Yesterday I began working on my “2011 – My Story”. I swear, I made myself cry thinking about how depressing it is that I have to say goodbye to this year. This is such a foreign feeling for me because it feels like every year I just want NEXT year to be better, swearing that it will be and making up my mind to FINALLY make it happen. This year, I did it. Not a few months I was doing good, feeling great, loving it…I got the WHOLE YEAR. There wasn’t a single month that I can look back on and say, “That one sucked.”
This doesn’t mean that I didn’t have bad days, and even bad weeks. I have had some doozies. I’m going to chalk up every single dentist appointment I’ve had this year as a bad day. The cool thing about this year is that no matter how bad it got, I knew I was going to be okay and the only thing I could do was roll with it. By the time I got laid off from my job, I had built up a lot of strength. That day I was walked out, I got in the car, drove home and signed up for unemployment, went and found an apartment and gave my 45 day notice to my landlady. I kept waiting for the moment I was going to lose it, cry hysterically and freak out about my future. Later that night I was sitting outside with Lester and I asked him, “When am I going to snap?” … he said, “I don’t think you will.” He was right. I didn’t.
Since then I have of course cried a hundred times, but mostly for really stupid stuff…like the show Biggest Loser…a perfect sunset from my balcony in Maui…and when he pulled me into his arms and said ‘this is happiness’ on Thanksgiving. They are happy tears now.
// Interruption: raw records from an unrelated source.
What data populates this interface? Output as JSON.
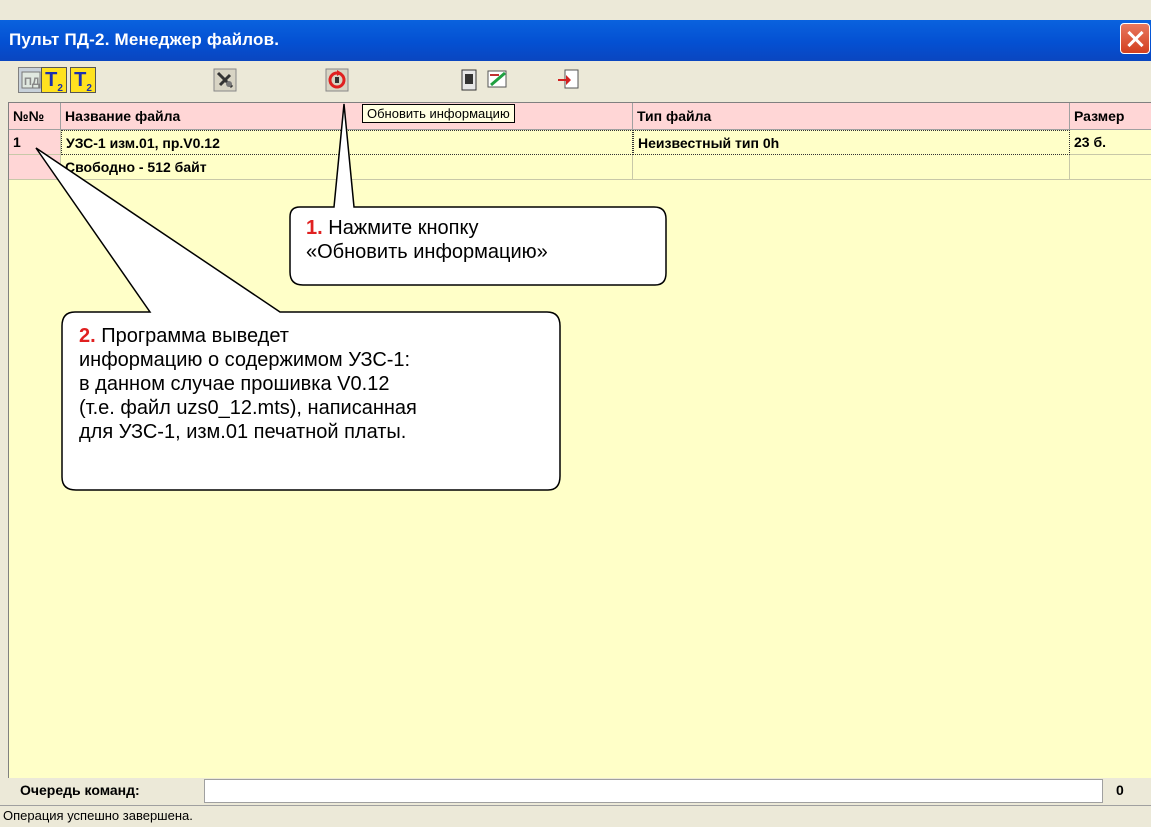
{
  "window": {
    "title": "Пульт ПД-2. Менеджер файлов."
  },
  "toolbar": {
    "btn_t2a": "T",
    "btn_t2a_sub": "2",
    "btn_t2b": "T",
    "btn_t2b_sub": "2"
  },
  "table": {
    "headers": {
      "num": "№№",
      "name": "Название файла",
      "type": "Тип файла",
      "size": "Размер"
    },
    "rows": [
      {
        "num": "1",
        "name": "УЗС-1 изм.01, пр.V0.12",
        "type": "Неизвестный тип 0h",
        "size": "23 б."
      },
      {
        "num": "",
        "name": "Свободно - 512 байт",
        "type": "",
        "size": ""
      }
    ]
  },
  "tooltip": "Обновить информацию",
  "callouts": {
    "c1_num": "1.",
    "c1_line1": " Нажмите кнопку",
    "c1_line2": "«Обновить информацию»",
    "c2_num": "2.",
    "c2_line1": " Программа выведет",
    "c2_line2": "информацию о содержимом УЗС-1:",
    "c2_line3": "в данном случае прошивка V0.12",
    "c2_line4": "(т.е. файл uzs0_12.mts), написанная",
    "c2_line5": "для УЗС-1, изм.01 печатной платы."
  },
  "queue": {
    "label": "Очередь команд:",
    "count": "0"
  },
  "status": "Операция успешно завершена.",
  "colors": {
    "title_bar": "#0450d2",
    "grid_bg": "#ffffc8",
    "header_bg": "#ffd6d6",
    "callout_number": "#e02020"
  }
}
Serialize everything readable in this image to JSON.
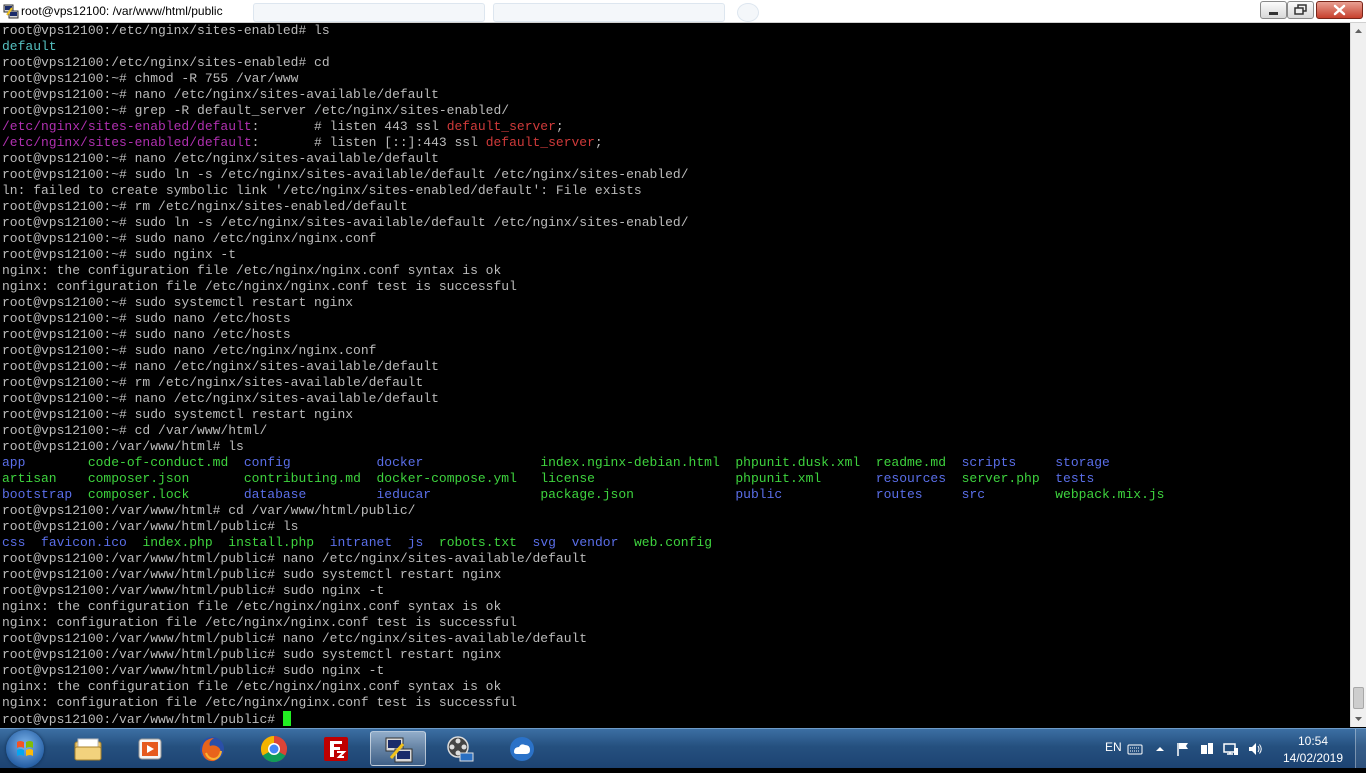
{
  "window": {
    "title": "root@vps12100: /var/www/html/public"
  },
  "colors": {
    "prompt": "#bbbbbb",
    "directory_blue": "#5a6ee8",
    "file_green": "#3ed33e",
    "grep_path_magenta": "#b030b0",
    "grep_match_red": "#d03a3a",
    "cyan": "#55c0c0",
    "cursor": "#22ee22"
  },
  "terminal": {
    "lines": [
      [
        {
          "t": "root@vps12100:/etc/nginx/sites-enabled# ls",
          "c": "white"
        }
      ],
      [
        {
          "t": "default",
          "c": "cyan"
        }
      ],
      [
        {
          "t": "root@vps12100:/etc/nginx/sites-enabled# cd",
          "c": "white"
        }
      ],
      [
        {
          "t": "root@vps12100:~# chmod -R 755 /var/www",
          "c": "white"
        }
      ],
      [
        {
          "t": "root@vps12100:~# nano /etc/nginx/sites-available/default",
          "c": "white"
        }
      ],
      [
        {
          "t": "root@vps12100:~# grep -R default_server /etc/nginx/sites-enabled/",
          "c": "white"
        }
      ],
      [
        {
          "t": "/etc/nginx/sites-enabled/default",
          "c": "magenta"
        },
        {
          "t": ":       # listen 443 ssl ",
          "c": "white"
        },
        {
          "t": "default_server",
          "c": "red"
        },
        {
          "t": ";",
          "c": "white"
        }
      ],
      [
        {
          "t": "/etc/nginx/sites-enabled/default",
          "c": "magenta"
        },
        {
          "t": ":       # listen [::]:443 ssl ",
          "c": "white"
        },
        {
          "t": "default_server",
          "c": "red"
        },
        {
          "t": ";",
          "c": "white"
        }
      ],
      [
        {
          "t": "root@vps12100:~# nano /etc/nginx/sites-available/default",
          "c": "white"
        }
      ],
      [
        {
          "t": "root@vps12100:~# sudo ln -s /etc/nginx/sites-available/default /etc/nginx/sites-enabled/",
          "c": "white"
        }
      ],
      [
        {
          "t": "ln: failed to create symbolic link '/etc/nginx/sites-enabled/default': File exists",
          "c": "white"
        }
      ],
      [
        {
          "t": "root@vps12100:~# rm /etc/nginx/sites-enabled/default",
          "c": "white"
        }
      ],
      [
        {
          "t": "root@vps12100:~# sudo ln -s /etc/nginx/sites-available/default /etc/nginx/sites-enabled/",
          "c": "white"
        }
      ],
      [
        {
          "t": "root@vps12100:~# sudo nano /etc/nginx/nginx.conf",
          "c": "white"
        }
      ],
      [
        {
          "t": "root@vps12100:~# sudo nginx -t",
          "c": "white"
        }
      ],
      [
        {
          "t": "nginx: the configuration file /etc/nginx/nginx.conf syntax is ok",
          "c": "white"
        }
      ],
      [
        {
          "t": "nginx: configuration file /etc/nginx/nginx.conf test is successful",
          "c": "white"
        }
      ],
      [
        {
          "t": "root@vps12100:~# sudo systemctl restart nginx",
          "c": "white"
        }
      ],
      [
        {
          "t": "root@vps12100:~# sudo nano /etc/hosts",
          "c": "white"
        }
      ],
      [
        {
          "t": "root@vps12100:~# sudo nano /etc/hosts",
          "c": "white"
        }
      ],
      [
        {
          "t": "root@vps12100:~# sudo nano /etc/nginx/nginx.conf",
          "c": "white"
        }
      ],
      [
        {
          "t": "root@vps12100:~# nano /etc/nginx/sites-available/default",
          "c": "white"
        }
      ],
      [
        {
          "t": "root@vps12100:~# rm /etc/nginx/sites-available/default",
          "c": "white"
        }
      ],
      [
        {
          "t": "root@vps12100:~# nano /etc/nginx/sites-available/default",
          "c": "white"
        }
      ],
      [
        {
          "t": "root@vps12100:~# sudo systemctl restart nginx",
          "c": "white"
        }
      ],
      [
        {
          "t": "root@vps12100:~# cd /var/www/html/",
          "c": "white"
        }
      ],
      [
        {
          "t": "root@vps12100:/var/www/html# ls",
          "c": "white"
        }
      ],
      [
        {
          "t": "app        ",
          "c": "blue"
        },
        {
          "t": "code-of-conduct.md  ",
          "c": "green"
        },
        {
          "t": "config           ",
          "c": "blue"
        },
        {
          "t": "docker               ",
          "c": "blue"
        },
        {
          "t": "index.nginx-debian.html  ",
          "c": "green"
        },
        {
          "t": "phpunit.dusk.xml  ",
          "c": "green"
        },
        {
          "t": "readme.md  ",
          "c": "green"
        },
        {
          "t": "scripts     ",
          "c": "blue"
        },
        {
          "t": "storage",
          "c": "blue"
        }
      ],
      [
        {
          "t": "artisan    ",
          "c": "green"
        },
        {
          "t": "composer.json       ",
          "c": "green"
        },
        {
          "t": "contributing.md  ",
          "c": "green"
        },
        {
          "t": "docker-compose.yml   ",
          "c": "green"
        },
        {
          "t": "license                  ",
          "c": "green"
        },
        {
          "t": "phpunit.xml       ",
          "c": "green"
        },
        {
          "t": "resources  ",
          "c": "blue"
        },
        {
          "t": "server.php  ",
          "c": "green"
        },
        {
          "t": "tests",
          "c": "blue"
        }
      ],
      [
        {
          "t": "bootstrap  ",
          "c": "blue"
        },
        {
          "t": "composer.lock       ",
          "c": "green"
        },
        {
          "t": "database         ",
          "c": "blue"
        },
        {
          "t": "ieducar              ",
          "c": "blue"
        },
        {
          "t": "package.json             ",
          "c": "green"
        },
        {
          "t": "public            ",
          "c": "blue"
        },
        {
          "t": "routes     ",
          "c": "blue"
        },
        {
          "t": "src         ",
          "c": "blue"
        },
        {
          "t": "webpack.mix.js",
          "c": "green"
        }
      ],
      [
        {
          "t": "root@vps12100:/var/www/html# cd /var/www/html/public/",
          "c": "white"
        }
      ],
      [
        {
          "t": "root@vps12100:/var/www/html/public# ls",
          "c": "white"
        }
      ],
      [
        {
          "t": "css  ",
          "c": "blue"
        },
        {
          "t": "favicon.ico  ",
          "c": "blue"
        },
        {
          "t": "index.php  ",
          "c": "green"
        },
        {
          "t": "install.php  ",
          "c": "green"
        },
        {
          "t": "intranet  ",
          "c": "blue"
        },
        {
          "t": "js  ",
          "c": "blue"
        },
        {
          "t": "robots.txt  ",
          "c": "green"
        },
        {
          "t": "svg  ",
          "c": "blue"
        },
        {
          "t": "vendor  ",
          "c": "blue"
        },
        {
          "t": "web.config",
          "c": "green"
        }
      ],
      [
        {
          "t": "root@vps12100:/var/www/html/public# nano /etc/nginx/sites-available/default",
          "c": "white"
        }
      ],
      [
        {
          "t": "root@vps12100:/var/www/html/public# sudo systemctl restart nginx",
          "c": "white"
        }
      ],
      [
        {
          "t": "root@vps12100:/var/www/html/public# sudo nginx -t",
          "c": "white"
        }
      ],
      [
        {
          "t": "nginx: the configuration file /etc/nginx/nginx.conf syntax is ok",
          "c": "white"
        }
      ],
      [
        {
          "t": "nginx: configuration file /etc/nginx/nginx.conf test is successful",
          "c": "white"
        }
      ],
      [
        {
          "t": "root@vps12100:/var/www/html/public# nano /etc/nginx/sites-available/default",
          "c": "white"
        }
      ],
      [
        {
          "t": "root@vps12100:/var/www/html/public# sudo systemctl restart nginx",
          "c": "white"
        }
      ],
      [
        {
          "t": "root@vps12100:/var/www/html/public# sudo nginx -t",
          "c": "white"
        }
      ],
      [
        {
          "t": "nginx: the configuration file /etc/nginx/nginx.conf syntax is ok",
          "c": "white"
        }
      ],
      [
        {
          "t": "nginx: configuration file /etc/nginx/nginx.conf test is successful",
          "c": "white"
        }
      ],
      [
        {
          "t": "root@vps12100:/var/www/html/public# ",
          "c": "white"
        }
      ]
    ]
  },
  "taskbar": {
    "items": [
      {
        "name": "file-explorer-icon"
      },
      {
        "name": "media-player-icon"
      },
      {
        "name": "firefox-icon"
      },
      {
        "name": "chrome-icon"
      },
      {
        "name": "filezilla-icon"
      },
      {
        "name": "putty-icon",
        "active": true
      },
      {
        "name": "film-reel-icon"
      },
      {
        "name": "cloud-network-icon"
      }
    ],
    "tray": {
      "language": "EN",
      "time": "10:54",
      "date": "14/02/2019"
    }
  }
}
What is going to happen in 2012? I know I am going to keep doing the things that made 2011 so fantastic, cultivate the friendships that made 2011 amazing and start repairing the things I need to repair.
I want to take on a new hobby that I can do on Saturdays. I’m thinking rock climbing or kayaking.
This year I am going to truly celebrate new year party when I VERY sadly say goodbye to my favoritest year and welcome a brand new year.